Musicienne, performeuse, icône queer et punk mais aussi ex-enseignante, la fascinante Peaches était à l’honneur lors de la récente édition de la Berlinale. Elle y accompagnait le documentaire Teaches of Peaches, qui a remporté le Teddy Award du meilleur doc. Ce film est désormais au programme du Festival CPH:DOX. Peaches est notre invitée et évoque pour nous le bilan de ses vingt premières années de carrière ainsi que ses goûts cinématographiques.


Teaches of Peaches revisite votre carrière en combinant des images d’archives publiques tels des clips ou des extraits de concerts, mais inclut également des images intimes plus inattendues. Compiler ces différentes images a-t-il été un processus nostalgique ou au contraire une manière de faire un bilan ?

L’idée de faire ce film ne vient pas de moi à la base, et le projet initial ne devait même pas spécialement inclure d’images d’archives.

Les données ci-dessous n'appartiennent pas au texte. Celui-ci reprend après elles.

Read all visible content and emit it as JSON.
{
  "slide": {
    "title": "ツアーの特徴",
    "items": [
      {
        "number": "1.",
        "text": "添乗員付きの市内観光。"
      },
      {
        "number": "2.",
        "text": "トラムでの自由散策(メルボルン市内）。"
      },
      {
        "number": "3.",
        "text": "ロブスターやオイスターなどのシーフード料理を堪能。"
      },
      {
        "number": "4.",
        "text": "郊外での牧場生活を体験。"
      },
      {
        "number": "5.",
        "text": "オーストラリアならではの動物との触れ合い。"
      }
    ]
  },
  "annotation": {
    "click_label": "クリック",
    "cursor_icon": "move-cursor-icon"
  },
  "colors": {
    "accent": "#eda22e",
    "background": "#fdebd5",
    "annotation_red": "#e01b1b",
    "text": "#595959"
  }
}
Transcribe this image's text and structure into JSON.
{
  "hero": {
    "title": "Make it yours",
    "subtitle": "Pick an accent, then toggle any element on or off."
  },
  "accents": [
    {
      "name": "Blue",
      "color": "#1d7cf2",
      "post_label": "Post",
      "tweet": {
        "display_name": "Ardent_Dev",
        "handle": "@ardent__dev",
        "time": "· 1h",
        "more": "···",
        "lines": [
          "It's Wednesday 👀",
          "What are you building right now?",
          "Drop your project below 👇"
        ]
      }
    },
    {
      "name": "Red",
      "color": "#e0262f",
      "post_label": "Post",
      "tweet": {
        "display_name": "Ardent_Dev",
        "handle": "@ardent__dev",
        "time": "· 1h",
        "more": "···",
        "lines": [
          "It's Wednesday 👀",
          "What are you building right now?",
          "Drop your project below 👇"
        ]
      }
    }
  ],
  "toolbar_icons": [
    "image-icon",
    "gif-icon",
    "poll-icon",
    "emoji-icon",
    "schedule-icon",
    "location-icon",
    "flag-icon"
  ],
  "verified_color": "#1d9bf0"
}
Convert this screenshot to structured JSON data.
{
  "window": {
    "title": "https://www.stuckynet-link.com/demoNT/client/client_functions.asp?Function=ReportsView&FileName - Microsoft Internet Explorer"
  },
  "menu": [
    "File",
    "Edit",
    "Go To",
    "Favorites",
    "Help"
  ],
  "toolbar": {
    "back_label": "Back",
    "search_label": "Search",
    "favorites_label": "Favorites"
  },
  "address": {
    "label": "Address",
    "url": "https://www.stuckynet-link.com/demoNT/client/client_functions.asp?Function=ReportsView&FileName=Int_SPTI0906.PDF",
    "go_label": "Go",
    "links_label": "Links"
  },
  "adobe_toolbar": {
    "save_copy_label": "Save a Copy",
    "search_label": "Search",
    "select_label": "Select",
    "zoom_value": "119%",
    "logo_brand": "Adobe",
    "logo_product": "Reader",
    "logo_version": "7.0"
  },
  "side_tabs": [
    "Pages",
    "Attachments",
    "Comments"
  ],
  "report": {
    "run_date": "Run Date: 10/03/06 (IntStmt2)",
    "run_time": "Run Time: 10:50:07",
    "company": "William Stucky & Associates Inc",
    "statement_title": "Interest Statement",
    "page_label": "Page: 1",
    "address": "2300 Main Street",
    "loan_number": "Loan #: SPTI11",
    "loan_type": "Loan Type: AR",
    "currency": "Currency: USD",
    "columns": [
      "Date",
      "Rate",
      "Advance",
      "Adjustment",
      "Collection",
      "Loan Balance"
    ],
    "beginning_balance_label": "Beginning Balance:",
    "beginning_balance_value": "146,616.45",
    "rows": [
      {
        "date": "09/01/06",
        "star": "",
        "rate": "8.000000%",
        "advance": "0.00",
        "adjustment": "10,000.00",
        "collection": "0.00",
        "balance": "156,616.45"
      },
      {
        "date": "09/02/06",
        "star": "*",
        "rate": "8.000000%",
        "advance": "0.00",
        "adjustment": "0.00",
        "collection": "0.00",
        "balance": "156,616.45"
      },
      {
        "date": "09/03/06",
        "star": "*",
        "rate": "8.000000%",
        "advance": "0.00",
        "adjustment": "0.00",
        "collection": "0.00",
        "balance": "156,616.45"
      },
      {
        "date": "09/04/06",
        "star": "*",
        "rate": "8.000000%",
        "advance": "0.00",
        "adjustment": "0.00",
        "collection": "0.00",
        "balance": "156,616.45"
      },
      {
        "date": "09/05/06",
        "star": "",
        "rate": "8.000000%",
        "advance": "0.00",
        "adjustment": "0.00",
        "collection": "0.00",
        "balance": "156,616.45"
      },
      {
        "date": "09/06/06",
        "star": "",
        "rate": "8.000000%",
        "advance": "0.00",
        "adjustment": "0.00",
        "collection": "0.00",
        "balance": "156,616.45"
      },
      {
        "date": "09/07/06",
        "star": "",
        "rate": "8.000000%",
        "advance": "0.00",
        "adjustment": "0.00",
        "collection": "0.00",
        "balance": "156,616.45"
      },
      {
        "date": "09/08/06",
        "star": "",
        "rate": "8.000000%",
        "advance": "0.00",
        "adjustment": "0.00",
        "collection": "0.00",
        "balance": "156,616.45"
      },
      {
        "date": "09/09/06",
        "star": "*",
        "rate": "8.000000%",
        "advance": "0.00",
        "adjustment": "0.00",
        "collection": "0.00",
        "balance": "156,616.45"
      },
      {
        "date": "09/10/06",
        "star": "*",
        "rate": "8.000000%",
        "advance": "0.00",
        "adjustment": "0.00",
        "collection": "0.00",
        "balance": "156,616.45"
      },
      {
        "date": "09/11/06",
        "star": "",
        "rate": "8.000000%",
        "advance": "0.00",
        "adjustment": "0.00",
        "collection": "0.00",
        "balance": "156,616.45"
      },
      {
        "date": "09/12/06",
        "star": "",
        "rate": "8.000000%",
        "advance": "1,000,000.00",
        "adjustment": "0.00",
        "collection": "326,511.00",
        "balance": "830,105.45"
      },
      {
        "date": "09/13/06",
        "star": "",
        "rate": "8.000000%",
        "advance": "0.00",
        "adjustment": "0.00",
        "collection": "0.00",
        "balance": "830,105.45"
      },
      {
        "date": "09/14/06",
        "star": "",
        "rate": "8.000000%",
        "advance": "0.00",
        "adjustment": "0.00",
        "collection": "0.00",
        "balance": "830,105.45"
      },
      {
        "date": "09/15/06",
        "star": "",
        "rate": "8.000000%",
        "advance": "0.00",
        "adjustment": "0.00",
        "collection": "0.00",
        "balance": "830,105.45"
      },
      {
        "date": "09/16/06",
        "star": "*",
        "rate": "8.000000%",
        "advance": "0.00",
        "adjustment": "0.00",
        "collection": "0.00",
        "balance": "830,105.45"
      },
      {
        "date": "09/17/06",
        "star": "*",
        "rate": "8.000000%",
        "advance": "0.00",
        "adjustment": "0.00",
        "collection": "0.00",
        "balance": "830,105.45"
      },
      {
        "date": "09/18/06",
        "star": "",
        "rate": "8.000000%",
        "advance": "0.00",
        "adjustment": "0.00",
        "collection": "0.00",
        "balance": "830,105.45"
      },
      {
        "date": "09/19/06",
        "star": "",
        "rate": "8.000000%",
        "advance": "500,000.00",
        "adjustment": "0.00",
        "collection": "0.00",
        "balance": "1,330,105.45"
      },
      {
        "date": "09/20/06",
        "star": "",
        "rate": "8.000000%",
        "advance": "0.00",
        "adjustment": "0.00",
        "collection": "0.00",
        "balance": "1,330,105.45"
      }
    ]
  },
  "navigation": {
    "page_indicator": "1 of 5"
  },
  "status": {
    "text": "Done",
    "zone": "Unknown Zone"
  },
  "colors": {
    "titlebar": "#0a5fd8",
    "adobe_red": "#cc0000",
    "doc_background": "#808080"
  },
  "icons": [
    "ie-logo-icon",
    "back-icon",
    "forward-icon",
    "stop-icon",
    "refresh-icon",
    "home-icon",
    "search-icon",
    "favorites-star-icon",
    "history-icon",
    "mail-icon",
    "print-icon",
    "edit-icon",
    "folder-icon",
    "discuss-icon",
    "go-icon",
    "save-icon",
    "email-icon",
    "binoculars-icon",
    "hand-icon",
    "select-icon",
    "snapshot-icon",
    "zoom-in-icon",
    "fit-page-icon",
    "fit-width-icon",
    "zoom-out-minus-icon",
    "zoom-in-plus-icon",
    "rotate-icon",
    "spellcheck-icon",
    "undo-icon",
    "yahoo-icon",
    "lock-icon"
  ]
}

Or il se trouve que cela fait de nombreuses années que je compile mes propres archives et ma mémoire fait que je me rappelle très précisément de tout ce que j’ai filmé moi-même ou de tous les moments où j’ai demandé à d’autres de me filmer. Ces archives-là sont toujours présentes à mon esprit. il faut dire qu’avoir ces images avec moi me permettait d’être encore plus à l’aise avec tout ce que j’ai fait durant toutes ces années. Ces images sont devenues plus qu’un témoignage de mon travail, ce sont devenu des amies car j’étais souvent seule dans mon processus créatif.



Lorsque vous performez en tant que Peaches, vous maîtrisez totalement votre image. Dévoiler votre côté plus naturel, quotidien, quasi-familial, cela faisait partie de vos intentions en faisant ce film ?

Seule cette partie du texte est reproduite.